Background: The transcription factor T-bet is pivotal for initiation of Th1-related immunoactivation. Identification of novel genes directly regulated by T-bet is crucial.
Results: Genome-wide analysis and subsequent experiments revealed that T-bet up-regulates IL-36γ/IL-1F9 in myeloid cells.
Conclusion: IL-1-related IL-36γ is a direct T-bet target in myeloid cells.
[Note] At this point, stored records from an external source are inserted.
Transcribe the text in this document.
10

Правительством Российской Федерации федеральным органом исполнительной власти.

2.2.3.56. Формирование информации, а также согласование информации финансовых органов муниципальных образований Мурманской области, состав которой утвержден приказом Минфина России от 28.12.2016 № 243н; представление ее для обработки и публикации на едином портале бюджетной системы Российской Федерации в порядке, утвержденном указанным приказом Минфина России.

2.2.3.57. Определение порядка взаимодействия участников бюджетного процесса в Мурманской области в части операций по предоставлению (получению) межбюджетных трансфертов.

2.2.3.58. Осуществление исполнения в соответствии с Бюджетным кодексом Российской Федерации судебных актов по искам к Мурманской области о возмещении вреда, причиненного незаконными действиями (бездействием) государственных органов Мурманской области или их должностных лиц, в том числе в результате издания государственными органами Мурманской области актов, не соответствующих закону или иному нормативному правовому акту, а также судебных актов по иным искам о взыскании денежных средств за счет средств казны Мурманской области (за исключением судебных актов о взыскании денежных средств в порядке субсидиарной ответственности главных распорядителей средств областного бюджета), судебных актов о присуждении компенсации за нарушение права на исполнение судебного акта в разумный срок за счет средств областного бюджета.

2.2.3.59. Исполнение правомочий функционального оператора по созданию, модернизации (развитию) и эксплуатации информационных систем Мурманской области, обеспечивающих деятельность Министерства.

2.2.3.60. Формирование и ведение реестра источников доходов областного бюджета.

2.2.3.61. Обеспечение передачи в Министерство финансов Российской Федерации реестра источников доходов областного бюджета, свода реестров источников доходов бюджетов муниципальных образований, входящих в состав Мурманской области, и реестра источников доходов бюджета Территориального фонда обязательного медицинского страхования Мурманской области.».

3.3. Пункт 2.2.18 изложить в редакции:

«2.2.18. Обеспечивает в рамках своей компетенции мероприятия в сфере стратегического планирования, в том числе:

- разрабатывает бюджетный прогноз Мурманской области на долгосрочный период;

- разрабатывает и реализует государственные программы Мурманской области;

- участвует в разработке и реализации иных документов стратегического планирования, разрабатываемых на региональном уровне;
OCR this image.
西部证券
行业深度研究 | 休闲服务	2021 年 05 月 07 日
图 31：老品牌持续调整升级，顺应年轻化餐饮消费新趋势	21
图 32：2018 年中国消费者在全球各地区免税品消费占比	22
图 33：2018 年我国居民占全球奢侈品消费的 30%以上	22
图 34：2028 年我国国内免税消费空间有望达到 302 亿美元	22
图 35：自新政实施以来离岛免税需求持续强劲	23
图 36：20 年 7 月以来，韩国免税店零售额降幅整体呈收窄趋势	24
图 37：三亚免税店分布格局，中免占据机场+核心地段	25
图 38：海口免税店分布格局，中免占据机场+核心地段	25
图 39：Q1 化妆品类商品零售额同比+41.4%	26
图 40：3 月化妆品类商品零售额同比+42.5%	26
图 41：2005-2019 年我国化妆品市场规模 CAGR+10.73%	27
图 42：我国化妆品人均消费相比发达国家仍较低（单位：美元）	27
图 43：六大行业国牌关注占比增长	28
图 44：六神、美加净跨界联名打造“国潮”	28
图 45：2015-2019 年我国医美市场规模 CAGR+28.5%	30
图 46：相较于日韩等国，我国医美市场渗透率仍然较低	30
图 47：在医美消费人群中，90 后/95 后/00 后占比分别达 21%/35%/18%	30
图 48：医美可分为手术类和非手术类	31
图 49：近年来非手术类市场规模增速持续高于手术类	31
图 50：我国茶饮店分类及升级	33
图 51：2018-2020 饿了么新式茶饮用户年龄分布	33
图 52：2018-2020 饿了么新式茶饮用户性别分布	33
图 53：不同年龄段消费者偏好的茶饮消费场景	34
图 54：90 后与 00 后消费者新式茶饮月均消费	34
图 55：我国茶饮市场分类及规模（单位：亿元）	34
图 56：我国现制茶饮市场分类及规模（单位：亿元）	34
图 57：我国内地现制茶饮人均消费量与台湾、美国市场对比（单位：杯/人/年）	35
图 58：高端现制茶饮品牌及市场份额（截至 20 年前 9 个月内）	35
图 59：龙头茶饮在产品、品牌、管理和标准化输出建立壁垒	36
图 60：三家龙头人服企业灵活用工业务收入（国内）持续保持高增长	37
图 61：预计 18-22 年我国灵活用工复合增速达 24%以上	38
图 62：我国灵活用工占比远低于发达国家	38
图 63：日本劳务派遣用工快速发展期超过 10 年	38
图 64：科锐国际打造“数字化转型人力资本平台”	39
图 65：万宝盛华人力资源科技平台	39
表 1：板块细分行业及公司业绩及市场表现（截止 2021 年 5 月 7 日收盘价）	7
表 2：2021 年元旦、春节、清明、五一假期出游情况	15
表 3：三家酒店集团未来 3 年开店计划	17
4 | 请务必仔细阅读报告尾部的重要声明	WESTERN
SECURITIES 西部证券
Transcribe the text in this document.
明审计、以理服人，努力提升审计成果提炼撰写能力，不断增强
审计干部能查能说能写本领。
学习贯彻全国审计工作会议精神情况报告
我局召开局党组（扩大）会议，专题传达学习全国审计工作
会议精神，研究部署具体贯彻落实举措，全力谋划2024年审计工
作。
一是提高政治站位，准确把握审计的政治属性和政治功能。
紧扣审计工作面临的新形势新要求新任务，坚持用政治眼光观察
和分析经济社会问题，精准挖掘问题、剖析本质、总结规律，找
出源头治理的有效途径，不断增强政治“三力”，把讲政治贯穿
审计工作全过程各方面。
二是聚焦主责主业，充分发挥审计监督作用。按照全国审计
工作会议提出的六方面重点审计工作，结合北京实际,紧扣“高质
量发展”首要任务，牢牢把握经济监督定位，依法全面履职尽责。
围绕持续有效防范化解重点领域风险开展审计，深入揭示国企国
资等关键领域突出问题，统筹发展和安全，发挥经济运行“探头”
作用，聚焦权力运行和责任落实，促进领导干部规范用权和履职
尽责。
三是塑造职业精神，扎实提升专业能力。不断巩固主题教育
Significance: Observations suggest that IL-36γ , besides IFNγ, contributes to T-bet functions in immunopathology
By concerted action in dendritic (DC) and T cells, T-box expressed in T cells (T-bet, Tbx21) is pivotal for initiation and perpetuation of Th1 immunity. Identification of novel T-bet-regulated genes is crucial for further understanding the biology of this transcription factor. By combining siRNA technology with genome-wide mRNA expression analysis, we sought to identify new T-bet-regulated genes in predendritic KG1 cells activated by IL-18. One gene robustly dependent on T-bet was IL-36γ, a recently described novel IL-1 family member. Promoter analysis revealed a T-bet binding site that, along with a κB site, enables efficient IL-36γ induction. Using knock-out animals, IL-36γ reliance on T-bet was extended to murine DC. IL-36γ expression by human myeloid cells was confirmed using monocyte-derived DC and M1 macrophages. The latter model was employed to substantiate dependence of IL-36γ on endogenous T-bet in human primary cells. Ectopic expression of T-bet likewise mediated IL-36γ production in HaCaT keratinocytes that otherwise lack this transcription factor. Additional experiments furthermore revealed that mature IL-36γ has the capability to establish an inflammatory gene expression profile in human primary keratinocytes that displays enhanced mRNA levels for TNFα, CCL20, S100A7, inducible NOS, and IL-36γ itself. Data presented herein shed further light on involvement of T-bet in innate immunity and suggest that IL-36γ, besides IFNγ, may contribute to functions of this transcription factor in immunopathology.